Chemical Analyses to Examine the Smell of Cooked Rice and the Effect of Bamboo Charcoal on the Improvement of Smell

Chemical analyses were carried out to examine the smell of cooked rice with a particular focus on the odor of old rice. GC-MS measurements indicated that the odor of old rice was clearly related to the formation of aldehyde compounds such as hexanal, heptanal, nonanal, and octanal during storage. These aldehyde compounds were detected in vapor continuously from when the rice started cooking to the end of cooking, and were present in rice after cooking. FT-IR measurements on the surface of new rice before cooking showed a distinct peak of ester groups that were absent in old rice. This peak was the result of a newly formed aldehyde group suggesting the partial conversion of an ester to an aldehyde. Experiments were performed to reduce the odor of cooked old rice using bamboo charcoal for cooking. Bamboo charcoal was found to adsorb the aldehyde compounds during cooking, hence, reducing the odor of cooked old rice and conforming with results from sensory evaluation reports.

Influence of Delay in Processing Time on the Quality Characteristics of Brown Sugar

We examined the influence of delay in processing time on the quality of brown sugar. A total of 79 brown sugar samples processed in Okinawa Prefecture from March to June in 2015 were used in this study. All brown sugar samples were classified into three clusters according to their quality characteristics by cluster analysis, using data for color (L*, a*-value), pH, conductivity and transmittance. Thirteen samples were selected from each cluster and their components were analyzed. These results showed that brown sugar made at a later date contained more reducing sugar, lactic acid, acetic acid, succinic acid, Ca, Fe, ketones, alcohols than brown sugar made at an earlier date. The score for bitterness according to sensory evaluation and the Taste Sensing System also increased for brown sugar made at a later date. This finding indicates that an increase in reducing sugar, Fe, and Mg may affect caramelization and influence the Maillard reaction; thus, resulting in strong bitterness.

The Effect of Cold Incubation before Mass Spectrometry Identification on Different Saccharomyces cerevisiae Strains

This study was carried out to evaluate the effect of cold stress on matrix-assisted laser desorption/ionization-time of flight mass spectrometry (MALDI-TOF MS) cluster analysis of Saccharomyces cerevisiae. Seven pair strains including one bread yeast strain and one or two wild type strains of S. cerevisiae were selected from yeast strain stocks at the Aichi Center for Industry and Science Technology. By using MALDI-TOF MS cluster analysis, those pair strains were shown as being not separated into single strain clusters. When those colonies were re-incubated at low temperatures before MALDI-TOF MS preparation, all pair strains were found to have separated into single strain clusters. These distinctions show that cold stress proteins could be used as biomarkers for MALDI-TOF MS identification of S. cerevisiae strains.
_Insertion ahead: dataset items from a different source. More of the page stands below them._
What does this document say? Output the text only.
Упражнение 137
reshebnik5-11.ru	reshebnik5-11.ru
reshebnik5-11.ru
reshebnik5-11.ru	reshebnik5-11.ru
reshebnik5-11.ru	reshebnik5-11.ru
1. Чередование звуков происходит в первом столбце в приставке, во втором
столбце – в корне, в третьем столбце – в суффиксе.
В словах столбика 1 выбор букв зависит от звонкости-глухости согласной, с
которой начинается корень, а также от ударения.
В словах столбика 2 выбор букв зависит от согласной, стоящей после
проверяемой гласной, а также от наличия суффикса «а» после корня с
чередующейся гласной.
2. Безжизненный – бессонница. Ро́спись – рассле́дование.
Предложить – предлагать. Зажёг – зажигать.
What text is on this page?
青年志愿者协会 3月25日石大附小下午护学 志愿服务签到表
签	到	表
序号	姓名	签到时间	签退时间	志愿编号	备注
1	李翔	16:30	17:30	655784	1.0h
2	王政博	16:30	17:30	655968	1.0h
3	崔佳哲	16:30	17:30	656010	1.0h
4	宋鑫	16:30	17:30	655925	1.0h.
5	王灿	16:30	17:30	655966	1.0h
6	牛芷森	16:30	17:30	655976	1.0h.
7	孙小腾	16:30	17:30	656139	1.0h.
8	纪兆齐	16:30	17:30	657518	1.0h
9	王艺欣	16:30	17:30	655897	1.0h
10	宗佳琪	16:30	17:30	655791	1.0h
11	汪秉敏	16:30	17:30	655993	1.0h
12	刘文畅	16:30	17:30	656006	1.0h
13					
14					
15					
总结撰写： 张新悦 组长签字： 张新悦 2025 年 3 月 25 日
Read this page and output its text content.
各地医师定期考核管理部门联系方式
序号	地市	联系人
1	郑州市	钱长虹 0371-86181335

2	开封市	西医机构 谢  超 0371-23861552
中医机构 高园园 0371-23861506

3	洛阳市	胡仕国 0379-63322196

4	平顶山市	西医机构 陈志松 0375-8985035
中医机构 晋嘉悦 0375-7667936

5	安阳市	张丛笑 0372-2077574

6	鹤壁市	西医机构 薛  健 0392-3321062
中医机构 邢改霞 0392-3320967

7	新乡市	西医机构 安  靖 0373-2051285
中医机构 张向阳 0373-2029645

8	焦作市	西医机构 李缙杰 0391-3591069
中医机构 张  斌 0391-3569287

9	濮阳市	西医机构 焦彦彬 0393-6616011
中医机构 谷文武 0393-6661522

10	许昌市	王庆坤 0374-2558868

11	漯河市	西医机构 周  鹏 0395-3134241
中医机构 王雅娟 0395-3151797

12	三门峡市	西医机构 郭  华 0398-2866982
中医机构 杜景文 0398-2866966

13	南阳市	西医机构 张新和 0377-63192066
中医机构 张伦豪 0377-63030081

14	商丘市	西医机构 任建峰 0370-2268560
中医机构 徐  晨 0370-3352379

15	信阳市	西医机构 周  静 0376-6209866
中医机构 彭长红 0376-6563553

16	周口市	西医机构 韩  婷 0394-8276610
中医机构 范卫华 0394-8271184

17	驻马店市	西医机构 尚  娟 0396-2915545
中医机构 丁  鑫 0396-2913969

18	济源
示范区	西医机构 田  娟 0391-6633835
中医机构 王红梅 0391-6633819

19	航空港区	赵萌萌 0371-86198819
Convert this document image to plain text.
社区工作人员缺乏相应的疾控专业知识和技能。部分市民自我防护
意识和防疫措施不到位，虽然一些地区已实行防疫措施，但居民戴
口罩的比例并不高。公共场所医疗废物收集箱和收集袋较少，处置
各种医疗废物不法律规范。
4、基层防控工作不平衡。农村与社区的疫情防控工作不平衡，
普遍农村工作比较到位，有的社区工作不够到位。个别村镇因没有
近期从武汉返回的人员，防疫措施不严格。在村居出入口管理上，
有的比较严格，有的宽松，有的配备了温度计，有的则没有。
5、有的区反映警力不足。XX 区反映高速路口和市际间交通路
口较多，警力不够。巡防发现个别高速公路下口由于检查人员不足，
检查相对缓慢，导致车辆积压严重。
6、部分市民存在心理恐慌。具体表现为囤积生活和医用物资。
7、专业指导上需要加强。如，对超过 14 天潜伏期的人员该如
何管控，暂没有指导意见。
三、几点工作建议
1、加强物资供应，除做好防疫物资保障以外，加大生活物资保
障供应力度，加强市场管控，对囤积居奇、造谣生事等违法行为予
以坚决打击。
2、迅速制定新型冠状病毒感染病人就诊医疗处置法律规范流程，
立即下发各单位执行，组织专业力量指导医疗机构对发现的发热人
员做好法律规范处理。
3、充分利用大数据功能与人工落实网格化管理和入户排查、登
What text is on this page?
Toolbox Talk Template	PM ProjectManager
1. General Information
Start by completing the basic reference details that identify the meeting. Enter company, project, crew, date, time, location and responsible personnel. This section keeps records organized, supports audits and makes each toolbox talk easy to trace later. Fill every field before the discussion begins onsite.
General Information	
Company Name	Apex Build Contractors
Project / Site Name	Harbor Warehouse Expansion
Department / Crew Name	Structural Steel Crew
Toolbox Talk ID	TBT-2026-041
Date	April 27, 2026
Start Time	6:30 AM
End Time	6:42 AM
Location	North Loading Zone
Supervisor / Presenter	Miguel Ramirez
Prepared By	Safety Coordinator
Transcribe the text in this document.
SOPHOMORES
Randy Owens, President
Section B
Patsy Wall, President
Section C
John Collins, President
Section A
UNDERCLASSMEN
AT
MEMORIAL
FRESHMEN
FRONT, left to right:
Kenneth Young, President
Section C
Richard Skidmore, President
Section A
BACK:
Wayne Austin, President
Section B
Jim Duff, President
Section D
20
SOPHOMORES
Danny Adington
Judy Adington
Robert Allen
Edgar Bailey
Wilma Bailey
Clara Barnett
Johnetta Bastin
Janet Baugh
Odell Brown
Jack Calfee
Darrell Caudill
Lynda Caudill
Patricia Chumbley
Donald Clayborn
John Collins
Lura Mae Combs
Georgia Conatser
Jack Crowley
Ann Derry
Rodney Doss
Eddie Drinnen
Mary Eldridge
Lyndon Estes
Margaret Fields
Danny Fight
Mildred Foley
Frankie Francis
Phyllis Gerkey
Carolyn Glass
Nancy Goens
Development of Tabletop Type Manufacturing Equipment for Test Production of Non-centrifugal Brown Sugar“Kokuto” and the Rise of Syrup Temperature During the Cooling-agitation Process of Kokuto Production

Tabletop type manufacturing equipment for the test production of non-centrifugal brown sugar “Kokuto” was developed which could continuously carry out the finish-heating and cooling-agitation processes while producing kokuto. This equipment comprises a PC-controlled micro heater and a cooling pipe using tap water in a heating and cooling jacket, and an agitating device with a torque meter. In a trial production of Kokuto using this equipment, a rise in syrup temperature was observed at the end point of the cooling-agitation process. The rise in syrup temperature was thought to result from the heat of crystallization of sucrose affected by the temperature rise width and the estimated specific heat of molasses.